If you’re still reading, then it’s likely you’re someone who thinks about success from a long-term perspective.  I suspect you either identify as a servant leader or someone who prefers to be part of an organization led by one.  You are someone with a deep understanding that while it is necessary to have smart and capable employees who can produce results, but not sufficient.  You understand that success is also dependent on consistency, cohesion, and collaboration.  This is where we begin to see the true power of values in aligning an organization.  This isn’t about processes and procedures that specify how-we-do-what-we-do, but rather, creating alignment about the core beliefs of the organization.  In fact, if every member of your organization is aligned around a core set of beliefs, then the ‘exactly how we do stuff here’ becomes less important. Interpersonal conflict begins to fade, team cohesion increases, and suddenly everybody is rowing in the same direction and with the same cadence. 

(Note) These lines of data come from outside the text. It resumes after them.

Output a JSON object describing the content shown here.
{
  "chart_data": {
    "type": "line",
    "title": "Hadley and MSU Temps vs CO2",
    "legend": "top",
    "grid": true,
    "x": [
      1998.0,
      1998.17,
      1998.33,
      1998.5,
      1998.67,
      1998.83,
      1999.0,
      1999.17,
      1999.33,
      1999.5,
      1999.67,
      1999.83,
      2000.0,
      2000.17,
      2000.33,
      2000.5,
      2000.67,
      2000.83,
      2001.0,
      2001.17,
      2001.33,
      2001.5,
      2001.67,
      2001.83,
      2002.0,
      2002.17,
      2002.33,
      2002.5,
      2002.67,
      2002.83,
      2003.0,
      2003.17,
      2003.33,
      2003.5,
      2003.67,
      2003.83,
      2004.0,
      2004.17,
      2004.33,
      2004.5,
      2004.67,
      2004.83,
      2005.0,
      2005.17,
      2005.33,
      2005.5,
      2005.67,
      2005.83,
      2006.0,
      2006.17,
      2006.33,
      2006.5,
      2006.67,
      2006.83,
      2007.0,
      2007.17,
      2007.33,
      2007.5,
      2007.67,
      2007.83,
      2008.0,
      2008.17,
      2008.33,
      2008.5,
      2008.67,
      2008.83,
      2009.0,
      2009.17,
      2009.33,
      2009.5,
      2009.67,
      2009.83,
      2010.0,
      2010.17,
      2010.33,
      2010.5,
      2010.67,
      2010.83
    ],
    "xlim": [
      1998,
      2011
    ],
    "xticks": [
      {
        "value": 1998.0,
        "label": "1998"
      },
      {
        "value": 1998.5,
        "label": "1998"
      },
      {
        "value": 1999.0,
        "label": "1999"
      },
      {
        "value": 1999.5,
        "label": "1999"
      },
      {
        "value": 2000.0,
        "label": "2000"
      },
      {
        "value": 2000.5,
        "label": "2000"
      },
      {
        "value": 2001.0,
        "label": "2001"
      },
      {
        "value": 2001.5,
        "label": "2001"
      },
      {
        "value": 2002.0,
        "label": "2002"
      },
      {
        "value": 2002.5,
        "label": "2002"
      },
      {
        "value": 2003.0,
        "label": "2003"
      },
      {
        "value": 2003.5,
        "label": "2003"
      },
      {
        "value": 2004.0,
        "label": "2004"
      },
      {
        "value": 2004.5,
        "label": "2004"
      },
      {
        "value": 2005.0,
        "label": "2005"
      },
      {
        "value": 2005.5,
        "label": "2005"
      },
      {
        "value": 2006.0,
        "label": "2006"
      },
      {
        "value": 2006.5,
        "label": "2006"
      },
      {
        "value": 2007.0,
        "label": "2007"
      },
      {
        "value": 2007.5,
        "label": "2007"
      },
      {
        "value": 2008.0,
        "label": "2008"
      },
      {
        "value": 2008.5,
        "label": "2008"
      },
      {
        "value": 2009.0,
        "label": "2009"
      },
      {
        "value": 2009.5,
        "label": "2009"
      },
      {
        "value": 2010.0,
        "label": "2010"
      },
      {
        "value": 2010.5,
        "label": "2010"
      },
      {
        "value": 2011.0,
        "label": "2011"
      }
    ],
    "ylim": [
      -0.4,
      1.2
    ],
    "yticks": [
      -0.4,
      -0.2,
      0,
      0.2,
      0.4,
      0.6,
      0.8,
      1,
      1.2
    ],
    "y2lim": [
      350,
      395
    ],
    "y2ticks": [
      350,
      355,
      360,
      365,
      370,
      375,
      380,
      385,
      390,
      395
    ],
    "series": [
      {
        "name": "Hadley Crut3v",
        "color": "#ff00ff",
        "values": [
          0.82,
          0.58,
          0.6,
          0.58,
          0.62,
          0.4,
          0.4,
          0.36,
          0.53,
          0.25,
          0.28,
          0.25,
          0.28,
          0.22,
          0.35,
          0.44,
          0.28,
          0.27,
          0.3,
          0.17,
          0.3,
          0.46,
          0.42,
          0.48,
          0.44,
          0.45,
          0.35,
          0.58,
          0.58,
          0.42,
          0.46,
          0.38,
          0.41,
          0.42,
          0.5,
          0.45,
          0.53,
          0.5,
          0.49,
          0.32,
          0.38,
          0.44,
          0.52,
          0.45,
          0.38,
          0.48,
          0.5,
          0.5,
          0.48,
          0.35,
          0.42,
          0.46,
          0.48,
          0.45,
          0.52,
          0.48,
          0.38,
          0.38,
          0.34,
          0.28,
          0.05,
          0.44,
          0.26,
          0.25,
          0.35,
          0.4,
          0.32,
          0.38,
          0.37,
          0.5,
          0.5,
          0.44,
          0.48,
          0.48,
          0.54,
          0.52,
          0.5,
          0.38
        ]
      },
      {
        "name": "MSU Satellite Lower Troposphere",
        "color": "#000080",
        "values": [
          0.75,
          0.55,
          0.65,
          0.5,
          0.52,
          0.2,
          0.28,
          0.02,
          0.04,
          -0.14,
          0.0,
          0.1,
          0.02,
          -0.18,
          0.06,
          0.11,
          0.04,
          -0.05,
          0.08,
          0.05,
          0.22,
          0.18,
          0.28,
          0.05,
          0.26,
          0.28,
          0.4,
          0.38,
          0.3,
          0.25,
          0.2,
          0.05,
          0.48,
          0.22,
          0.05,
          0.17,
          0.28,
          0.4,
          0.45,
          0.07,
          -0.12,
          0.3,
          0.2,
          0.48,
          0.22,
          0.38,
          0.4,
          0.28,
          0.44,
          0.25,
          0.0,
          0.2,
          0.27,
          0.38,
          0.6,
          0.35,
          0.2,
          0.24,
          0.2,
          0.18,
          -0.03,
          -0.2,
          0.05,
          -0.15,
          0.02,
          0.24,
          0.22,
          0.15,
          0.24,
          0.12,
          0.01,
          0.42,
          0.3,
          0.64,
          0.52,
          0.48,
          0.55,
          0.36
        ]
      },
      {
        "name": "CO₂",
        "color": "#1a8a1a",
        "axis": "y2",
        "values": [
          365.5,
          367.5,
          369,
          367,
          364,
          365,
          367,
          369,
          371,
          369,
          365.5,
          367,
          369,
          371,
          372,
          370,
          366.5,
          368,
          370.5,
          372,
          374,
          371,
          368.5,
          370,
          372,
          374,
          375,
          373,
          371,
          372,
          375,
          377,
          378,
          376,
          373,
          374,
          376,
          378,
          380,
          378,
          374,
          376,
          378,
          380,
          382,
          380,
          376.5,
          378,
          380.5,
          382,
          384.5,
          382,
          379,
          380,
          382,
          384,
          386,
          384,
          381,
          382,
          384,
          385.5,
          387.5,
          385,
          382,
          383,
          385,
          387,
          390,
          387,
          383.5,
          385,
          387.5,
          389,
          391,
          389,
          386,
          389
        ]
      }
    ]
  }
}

If you’re wondering “What does it take to create that kind of ‘how’ alignment for my organization?” then consider reading our article “What are organizational values and how to create them”.

“We have the best test scores in the state, but I’m bad at hiring.”

What does the payoff of this investment look like?  I’d like to offer a specific example from a past client. I was hired by a school principal to help improve her hiring practices.  When I first met her, she gave me a tour of the school.  This school had been ‘reimagined’ after years of declining enrollment and had been transformed into a Gifted Academy – designed to best meet the needs of students who were wired a little different than the general population.  This principal explained that she kept hiring highly credentialed gifted educators, but more often than not, they would leave after a year or two.  As we began to look at the culture of the school, a two key observations emerged:   First, the school was founded on a premise of “Imagine the possibility” – instead of tight adherence to standard curriculum and practices, the staff (and eventually the students) were encourage to figure out how things worked by breaking them first (metaphorically of course).  Second, each grade level had open classrooms and used team teaching.  These foundational beliefs formed the basis of their core values.  In hindsight, the principal realized she had been guilty of hiring teachers solely based on skills and experience and not for ‘fit’.  We now believe that those highly credentialed teachers who left prematurely possessed value sets aligned to adhering to standards and doing so within the confines of their own room.  Going forward, the hiring process was modified to determine ‘good enough’ skills with scrutiny of how well they fit the school (aka had values alignment). (I can continue down this path by citing awards/recognitions, standardized testing ranking in the state, as well as the expansion of the model to a second school in the district).

Granted, there was more to the success of this school than just writing down a set of values and behaviors….and I admit that the impact of establishing core values isn’t always as dramatic.  However, there is one consistent benefit of aligning the organization around a set of values:  navigating change. Today, change is not only inevitable, but it’s happening more often.  Every time an organization experiences change, there is a period of reforming/realignment.  Organizations with a strong and clear set of values are able to more quickly return to high performance.  While those without this type of ‘cultural scaffolding’ are more likely to get stuck in some sort of organizational ‘doom loop’.